Deft police work soon brought both Perry, the hit man, and Horn, the mastermind, to justice. Perry is currently on Maryland's death row; Horn received a life sentence. But the case wasn't over. It became chillingly clear that Perry had followed a very specific plan in carrying out his assignment. For nearly all of its aspects, he had relied on "Hit Man," a mail-order book from a Colorado outfit called Paladin Press. The book's subtitle: "A Technical Manual for Independent Contractors."

In an unusual turn of events, members of both the mother's and the nurse's families sued Paladin in federal court, essentially claiming that the publisher was an accessory to murder and should be held financially liable for Perry's crime. In an equally unusual development, Rod Smolla, a First Amendment scholar and free-speech advocate then teaching at the College of William and Mary's law school in Virginia, signed on to help the plaintiffs. "Deliberate Intent" is Smolla's inside story of the litigation, which ended just a few weeks ago with a settlement that amounted to a victory for his side: Paladin -- which had conceded before the trial that it "intended and had knowledge" that its publications would be used by criminals in committing murders for hire -- agreed to pay a reported $5 million and to stop selling "Hit Man."

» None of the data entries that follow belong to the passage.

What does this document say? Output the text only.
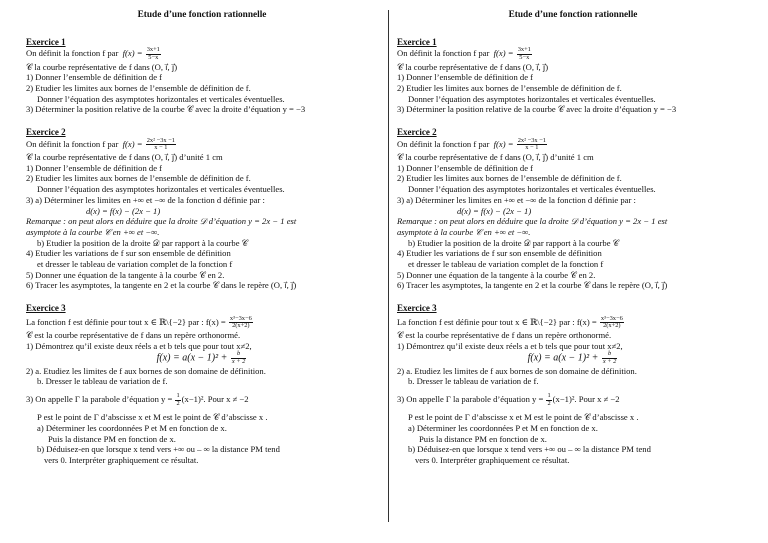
Etude d’une fonction rationnelle
Exercice 1
On définit la fonction f par $f(x) = \frac{3x+1}{5-x}$
𝒞 la courbe représentative de f dans (O, i⃗, j⃗)
1) Donner l’ensemble de définition de f
2) Etudier les limites aux bornes de l’ensemble de définition de f.
Donner l’équation des asymptotes horizontales et verticales éventuelles.
3) Déterminer la position relative de la courbe 𝒞 avec la droite d’équation y = −3
Exercice 2
On définit la fonction f par $f(x) = \frac{\text{2x² −3x −1}}{x - 1}$
𝒞 la courbe représentative de f dans (O, i⃗, j⃗) d’unité 1 cm
1) Donner l’ensemble de définition de f
2) Etudier les limites aux bornes de l’ensemble de définition de f.
Donner l’équation des asymptotes horizontales et verticales éventuelles.
3) a) Déterminer les limites en +∞ et −∞ de la fonction d définie par :
d(x) = f(x) − (2x − 1)
Remarque : on peut alors en déduire que la droite 𝒟 d’équation y = 2x − 1 est
asymptote à la courbe 𝒞 en +∞ et −∞.
b) Etudier la position de la droite 𝒟 par rapport à la courbe 𝒞
4) Etudier les variations de f sur son ensemble de définition
et dresser le tableau de variation complet de la fonction f
5) Donner une équation de la tangente à la courbe 𝒞 en 2.
6) Tracer les asymptotes, la tangente en 2 et la courbe 𝒞 dans le repère (O, i⃗, j⃗)
Exercice 3
La fonction f est définie pour tout x ∈ ℝ\{−2} par : $f(x) = \frac{\text{x³−3x−6}}{2(x+2)}$
𝒞 est la courbe représentative de f dans un repère orthonormé.
1) Démontrez qu’il existe deux réels a et b tels que pour tout x≠2,
$f(x) = a(x - 1)^2 + \frac{b}{x + 2}$
2) a. Etudiez les limites de f aux bornes de son domaine de définition.
b. Dresser le tableau de variation de f.
3) On appelle Γ la parabole d’équation $y = \frac{1}{2} (x-1)^2$. Pour x ≠ −2
P est le point de Γ d’abscisse x et M est le point de 𝒞 d’abscisse x .
a) Déterminer les coordonnées P et M en fonction de x.
Puis la distance PM en fonction de x.
b) Déduisez-en que lorsque x tend vers +∞ ou – ∞ la distance PM tend
vers 0. Interpréter graphiquement ce résultat.
Etude d’une fonction rationnelle
Exercice 1
On définit la fonction f par $f(x) = \frac{3x+1}{5-x}$
𝒞 la courbe représentative de f dans (O, i⃗, j⃗)
1) Donner l’ensemble de définition de f
2) Etudier les limites aux bornes de l’ensemble de définition de f.
Donner l’équation des asymptotes horizontales et verticales éventuelles.
3) Déterminer la position relative de la courbe 𝒞 avec la droite d’équation y = −3
Exercice 2
On définit la fonction f par $f(x) = \frac{\text{2x² −3x −1}}{x - 1}$
𝒞 la courbe représentative de f dans (O, i⃗, j⃗) d’unité 1 cm
1) Donner l’ensemble de définition de f
2) Etudier les limites aux bornes de l’ensemble de définition de f.
Donner l’équation des asymptotes horizontales et verticales éventuelles.
3) a) Déterminer les limites en +∞ et −∞ de la fonction d définie par :
d(x) = f(x) − (2x − 1)
Remarque : on peut alors en déduire que la droite 𝒟 d’équation y = 2x − 1 est
asymptote à la courbe 𝒞 en +∞ et −∞.
b) Etudier la position de la droite 𝒟 par rapport à la courbe 𝒞
4) Etudier les variations de f sur son ensemble de définition
et dresser le tableau de variation complet de la fonction f
5) Donner une équation de la tangente à la courbe 𝒞 en 2.
6) Tracer les asymptotes, la tangente en 2 et la courbe 𝒞 dans le repère (O, i⃗, j⃗)
Exercice 3
La fonction f est définie pour tout x ∈ ℝ\{−2} par : $f(x) = \frac{\text{x³−3x−6}}{2(x+2)}$
𝒞 est la courbe représentative de f dans un repère orthonormé.
1) Démontrez qu’il existe deux réels a et b tels que pour tout x≠2,
$f(x) = a(x - 1)^2 + \frac{b}{x + 2}$
2) a. Etudiez les limites de f aux bornes de son domaine de définition.
b. Dresser le tableau de variation de f.
3) On appelle Γ la parabole d’équation $y = \frac{1}{2} (x-1)^2$. Pour x ≠ −2
P est le point de Γ d’abscisse x et M est le point de 𝒞 d’abscisse x .
a) Déterminer les coordonnées P et M en fonction de x.
Puis la distance PM en fonction de x.
b) Déduisez-en que lorsque x tend vers +∞ ou – ∞ la distance PM tend
vers 0. Interpréter graphiquement ce résultat.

Depending on one's view of the First Amendment, a case like this can be seen either as the extreme instance that tests one's true commitment to free speech (comparable to the Nazis marching in Skokie) or as a real-life event that exposes absolutist notions of free speech as absurd. Artfully interweaving law-school discussions about moral values with his own process of soul searching and with the rush of courtroom developments, Smolla shows how and why he adopted the latter view. "We would not be attempting to punish Paladin Press for publishing unpopular or offensive ideas," he explains. "We would simply be attempting to hold it responsible for aiding and abetting murder by training, counseling, encouraging, and inciting hit men, with deliberate intent."

The book, however, carries with it an annoying subtext. Although Smolla knows how to tell a story and describes the intricate legal maneuvering skillfully, he seems obsessed with proving he's a man of the street, not the classroom -- that he's the type of guy who throws back a cold beer rather than sipping chardonnay. "I ain't no pointy-headed intellectual who's afraid of a fight," he says he once told a fellow lawyer. On the cover of Smolla's excellent 1988 book "Jerry Falwell v. Larry Flynt: The First Amendment on Trial" (yes, it was partly the basis for the Woody Harrelson movie), in which he took the pro-First Amendment side, he called himself Rodney A. Smolla. Now he's just Rod. I wonder why.


By Jonathan Groner

Jonathan Groner is an editor at Legal Times in Washington.